A long prologue introduces Peter Khoury, a 26-year-old doctor whose family had moved from Haifa to London in 1948; he decides to give his life meaning by moving to Gaza, where he works for years at a hospital and falls in love with Azima, a widow with two children. Then the story shifts to Buenos Aires and investigative reporter Verónica Rosenthal as she negotiates her relationships with both her large, intrusive family and her lover, Federico, with whom she’s not sure she wants to stay. This issue is made urgent by an unexpected pregnancy. Like Verónica’s earlier adventures in The Fragility of Bodies (2019), etc., this novel widens the parameters of the mystery genre by making its whodunit one of several plot threads rather than the centerpiece and, perhaps more significantly, addresses political and social issues through the perspective of its dedicated protagonist.

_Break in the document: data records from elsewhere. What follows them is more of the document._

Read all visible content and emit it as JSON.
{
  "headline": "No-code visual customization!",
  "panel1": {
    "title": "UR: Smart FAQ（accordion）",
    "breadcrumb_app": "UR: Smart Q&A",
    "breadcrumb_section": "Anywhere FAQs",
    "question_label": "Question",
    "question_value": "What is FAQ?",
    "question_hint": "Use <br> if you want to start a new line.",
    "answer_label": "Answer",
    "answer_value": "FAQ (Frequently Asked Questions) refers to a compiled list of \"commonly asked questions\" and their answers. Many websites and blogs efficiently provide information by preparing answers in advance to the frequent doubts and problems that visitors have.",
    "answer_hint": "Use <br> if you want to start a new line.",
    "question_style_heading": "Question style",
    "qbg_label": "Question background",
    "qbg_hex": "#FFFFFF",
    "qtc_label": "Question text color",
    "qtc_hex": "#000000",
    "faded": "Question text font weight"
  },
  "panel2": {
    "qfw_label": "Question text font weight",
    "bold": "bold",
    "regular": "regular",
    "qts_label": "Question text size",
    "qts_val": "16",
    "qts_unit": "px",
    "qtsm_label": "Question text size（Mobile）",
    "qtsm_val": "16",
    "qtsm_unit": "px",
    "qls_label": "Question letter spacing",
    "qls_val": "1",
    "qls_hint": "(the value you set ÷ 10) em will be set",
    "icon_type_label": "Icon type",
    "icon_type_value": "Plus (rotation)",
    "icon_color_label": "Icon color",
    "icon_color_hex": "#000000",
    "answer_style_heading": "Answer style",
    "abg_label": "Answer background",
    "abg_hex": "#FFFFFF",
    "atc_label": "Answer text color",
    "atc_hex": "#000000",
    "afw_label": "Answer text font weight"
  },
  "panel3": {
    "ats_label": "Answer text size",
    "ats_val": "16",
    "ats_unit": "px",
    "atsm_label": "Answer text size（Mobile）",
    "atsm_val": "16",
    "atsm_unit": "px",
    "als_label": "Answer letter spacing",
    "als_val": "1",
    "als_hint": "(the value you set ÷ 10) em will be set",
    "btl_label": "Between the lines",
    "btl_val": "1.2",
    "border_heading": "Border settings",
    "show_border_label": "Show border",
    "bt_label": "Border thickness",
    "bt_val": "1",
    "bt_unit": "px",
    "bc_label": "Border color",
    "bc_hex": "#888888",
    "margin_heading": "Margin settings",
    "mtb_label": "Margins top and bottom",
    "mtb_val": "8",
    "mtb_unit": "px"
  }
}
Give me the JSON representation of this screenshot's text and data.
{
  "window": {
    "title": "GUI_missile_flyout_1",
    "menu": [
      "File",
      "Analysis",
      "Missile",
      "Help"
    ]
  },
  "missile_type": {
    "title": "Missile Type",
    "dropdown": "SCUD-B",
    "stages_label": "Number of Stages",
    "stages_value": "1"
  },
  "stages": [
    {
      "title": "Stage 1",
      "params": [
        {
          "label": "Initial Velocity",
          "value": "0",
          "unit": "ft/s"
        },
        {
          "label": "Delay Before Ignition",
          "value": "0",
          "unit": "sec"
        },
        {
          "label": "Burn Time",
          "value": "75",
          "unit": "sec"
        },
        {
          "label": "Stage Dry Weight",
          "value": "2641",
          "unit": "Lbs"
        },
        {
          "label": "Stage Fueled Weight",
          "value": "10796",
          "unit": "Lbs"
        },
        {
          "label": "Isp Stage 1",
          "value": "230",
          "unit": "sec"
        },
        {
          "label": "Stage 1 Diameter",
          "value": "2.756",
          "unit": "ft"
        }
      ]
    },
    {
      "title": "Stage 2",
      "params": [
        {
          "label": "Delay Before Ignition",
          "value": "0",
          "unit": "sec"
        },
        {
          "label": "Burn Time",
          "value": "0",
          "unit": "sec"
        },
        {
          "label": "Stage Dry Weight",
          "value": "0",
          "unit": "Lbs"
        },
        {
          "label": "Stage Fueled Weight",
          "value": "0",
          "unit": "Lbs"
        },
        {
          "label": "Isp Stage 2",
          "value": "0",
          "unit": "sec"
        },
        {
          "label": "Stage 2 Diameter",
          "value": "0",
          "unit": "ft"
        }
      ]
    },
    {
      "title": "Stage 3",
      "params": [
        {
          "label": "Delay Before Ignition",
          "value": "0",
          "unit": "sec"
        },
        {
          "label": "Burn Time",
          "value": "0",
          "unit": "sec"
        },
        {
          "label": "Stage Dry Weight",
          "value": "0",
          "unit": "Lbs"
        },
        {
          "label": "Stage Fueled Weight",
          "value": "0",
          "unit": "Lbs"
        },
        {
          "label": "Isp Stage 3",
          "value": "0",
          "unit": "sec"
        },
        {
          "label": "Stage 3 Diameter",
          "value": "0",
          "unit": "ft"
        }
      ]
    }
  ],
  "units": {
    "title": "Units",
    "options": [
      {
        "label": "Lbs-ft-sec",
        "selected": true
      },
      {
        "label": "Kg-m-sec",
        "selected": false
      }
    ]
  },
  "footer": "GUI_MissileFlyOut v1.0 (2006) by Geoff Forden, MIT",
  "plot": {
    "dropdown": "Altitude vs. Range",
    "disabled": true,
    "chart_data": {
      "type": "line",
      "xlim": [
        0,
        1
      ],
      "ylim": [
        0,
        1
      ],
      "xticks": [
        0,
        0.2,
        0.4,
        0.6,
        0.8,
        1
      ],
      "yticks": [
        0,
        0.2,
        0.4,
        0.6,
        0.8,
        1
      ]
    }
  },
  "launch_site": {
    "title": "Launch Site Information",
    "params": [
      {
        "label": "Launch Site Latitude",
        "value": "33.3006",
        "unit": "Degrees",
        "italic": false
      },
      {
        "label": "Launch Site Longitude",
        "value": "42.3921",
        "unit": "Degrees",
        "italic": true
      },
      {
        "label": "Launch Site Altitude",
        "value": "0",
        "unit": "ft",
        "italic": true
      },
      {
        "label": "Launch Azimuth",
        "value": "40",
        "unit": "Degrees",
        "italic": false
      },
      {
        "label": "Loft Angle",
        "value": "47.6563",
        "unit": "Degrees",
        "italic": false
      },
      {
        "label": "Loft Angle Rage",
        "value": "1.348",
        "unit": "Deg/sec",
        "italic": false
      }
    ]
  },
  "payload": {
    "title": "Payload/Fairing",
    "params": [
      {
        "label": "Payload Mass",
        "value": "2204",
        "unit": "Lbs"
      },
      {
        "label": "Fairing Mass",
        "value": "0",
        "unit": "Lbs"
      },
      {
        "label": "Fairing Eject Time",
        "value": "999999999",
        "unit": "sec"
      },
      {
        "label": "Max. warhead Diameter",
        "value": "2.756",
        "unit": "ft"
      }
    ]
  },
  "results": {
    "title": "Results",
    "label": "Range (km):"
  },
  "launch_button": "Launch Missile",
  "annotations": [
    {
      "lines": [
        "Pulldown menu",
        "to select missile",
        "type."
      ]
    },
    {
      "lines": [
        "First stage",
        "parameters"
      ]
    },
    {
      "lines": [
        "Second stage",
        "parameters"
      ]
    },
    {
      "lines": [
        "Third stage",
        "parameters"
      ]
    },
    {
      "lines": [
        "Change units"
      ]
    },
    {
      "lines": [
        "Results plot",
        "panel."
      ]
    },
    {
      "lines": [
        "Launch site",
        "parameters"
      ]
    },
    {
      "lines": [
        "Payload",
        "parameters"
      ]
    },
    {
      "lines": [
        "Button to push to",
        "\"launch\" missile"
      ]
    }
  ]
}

A murder does occur—that of Andrés Goicochea, a former colleague of Verónica’s. Her friend Patricia Beltrán, who’s also been shot, is in intensive care. Verónica rushes to the hospital, her visit igniting her investigative instincts. Barely has her probing begun than there’s a menacing anonymous phone call, a threat to her friends, and another murder. Throughout Verónica’s long, tangled odyssey, Olguín keeps the tension, pace, and stakes high. And Verónica’s discovery of Goicochea’s investigation into government corruption shrewdly brings the plot circling back to the war-torn Middle East.
A full-bodied cocktail of mystery, history, and current events, passionately told.